Put aside you guidelines, your rule book, your certitudes about who is worthy or unworthy,  insider or outsider.  Anyone can potentially be your neighbor, and God will come to you  by surprise if you live by love. There is only one rule: "Be compassionate as your heavenly Father is compassionate." This is an unbearable yet wonderful invitation to life, and to the joy of the Gospel. 

New Wine

"He looked for the crop, but what it yielded was wild grapes" (Isa 5:3). 

The papacy of Pope Francis is summarized in his apostolic letter, Amoris Laetitia, "The Joy of Love." His central message is that God is merciful, and the most significant application of this message will be to get the church's most conservative hierarchy and theologians to open their minds and hearts to a different approach to the pastoral care of married people and families.

Hardline opponents of the pope continue to insist that Communion, the core sign of God's love, be denied any Catholic in an irregular marriage situation. The pope is pressing for a more realistic and compassionate pastoral accompaniment for couples who are struggling in real dilemmas in a conscientious desire to go forward within the church. 

The Word of God speaks to the challenge of mercy in this weekend's powerful readings and sheds both light and grace on Pope Francis' effort to preach the Good News to millions of Catholics suffering exclusion because of traditional teachings that emphasize legal absolutism.

Jesus's parable of the vineyard invokes the lyrical song of Isaiah about the Lord's beloved vineyard -- the people of God. This vineyard has been lovingly fashioned to produce the finest grapes, and from them the finest wine, the symbol of joy. But in Isaiah's lament, Jerusalem and Judah have not produced the harvest God sought. Instead, the vineyard place in their care has produced only wild grapes -- rebellion and shame.

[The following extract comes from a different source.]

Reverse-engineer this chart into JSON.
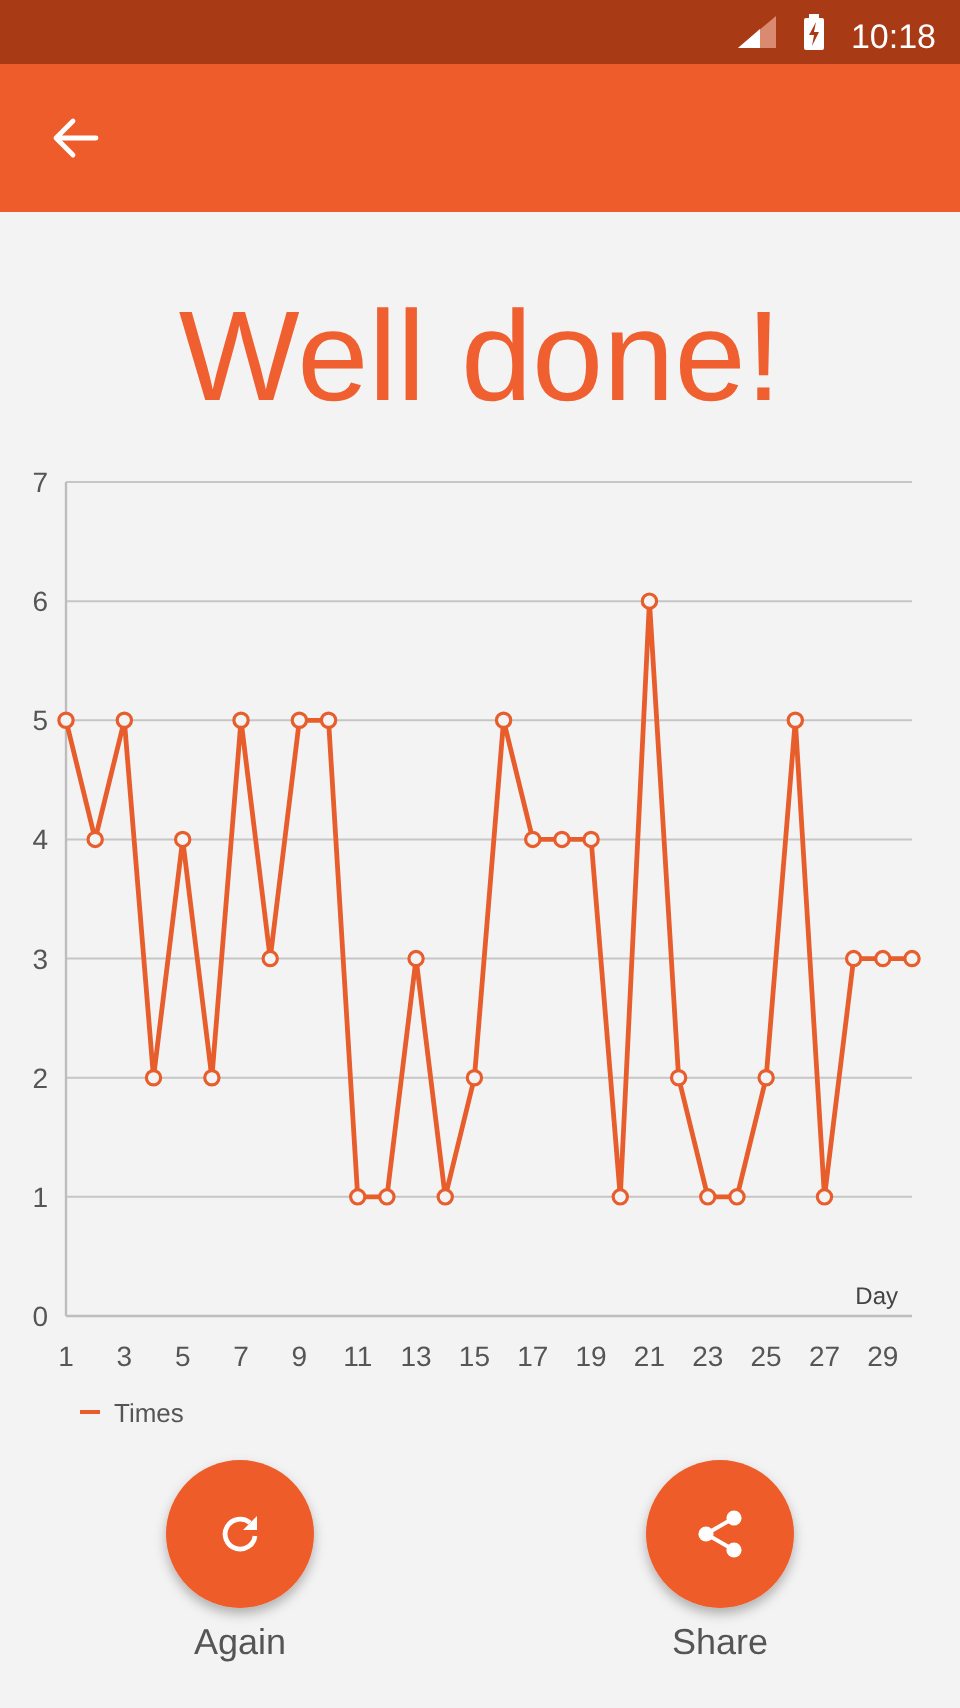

For Jesus, this image described the failure of the leaders of Jerusalem to provide a harvest of justice and love. Despite God's generous gifts and Jesus's own preaching of God's mercy and forgiveness, the scribes and pharisees yielded only sour grapes. The history of their failure included rejection of every messenger and prophet sent by God to ask for an accounting.  The parable foretells that even the owner's beloved son would be murdered by the tenants, who wanted only to claim the vineyard for themselves. 

This stark outcome is in fact what Matthew saw when he composed his Gospel after the destruction of Jerusalem in 70 CE by the Romans. Jesus' own people had rejected his message and murdered him, like all the preceding prophets. Because of this tragic failure to read the signs of the times, God had built the beloved community on the very cornerstone they had rejected. The kingdom of God would come despite this tragedy, built on a new foundation, the crucified and risen Christ. God was doing something new, and it was marvelous to behold, Matthew declares.  

We ponder this imagery and the parable Jesus told to try and grasp the struggle today to free the church from traditions and approaches to law and pastoral practice that seem only to preserve the power of leaders who reject any attempt to apply the Gospel of mercy to those who have fallen short of the strict ideal and the most literal interpretations of the Scriptures. For them, the church must be a tribunal that punishes and excludes sinners and those wounded on the battlefields of life. Pope Francis sees the church as first a field hospital that tends to the wounded before it passes judgment. Only this kind of church will ever evangelize the world; only this kind of church will show the face of the merciful God Jesus revealed and modeled.  

What is at stake is the Vineyard of the Lord. Without a harvest of sweet grapes there will be no wine, and without the new wine there can be no joy, the joy of love.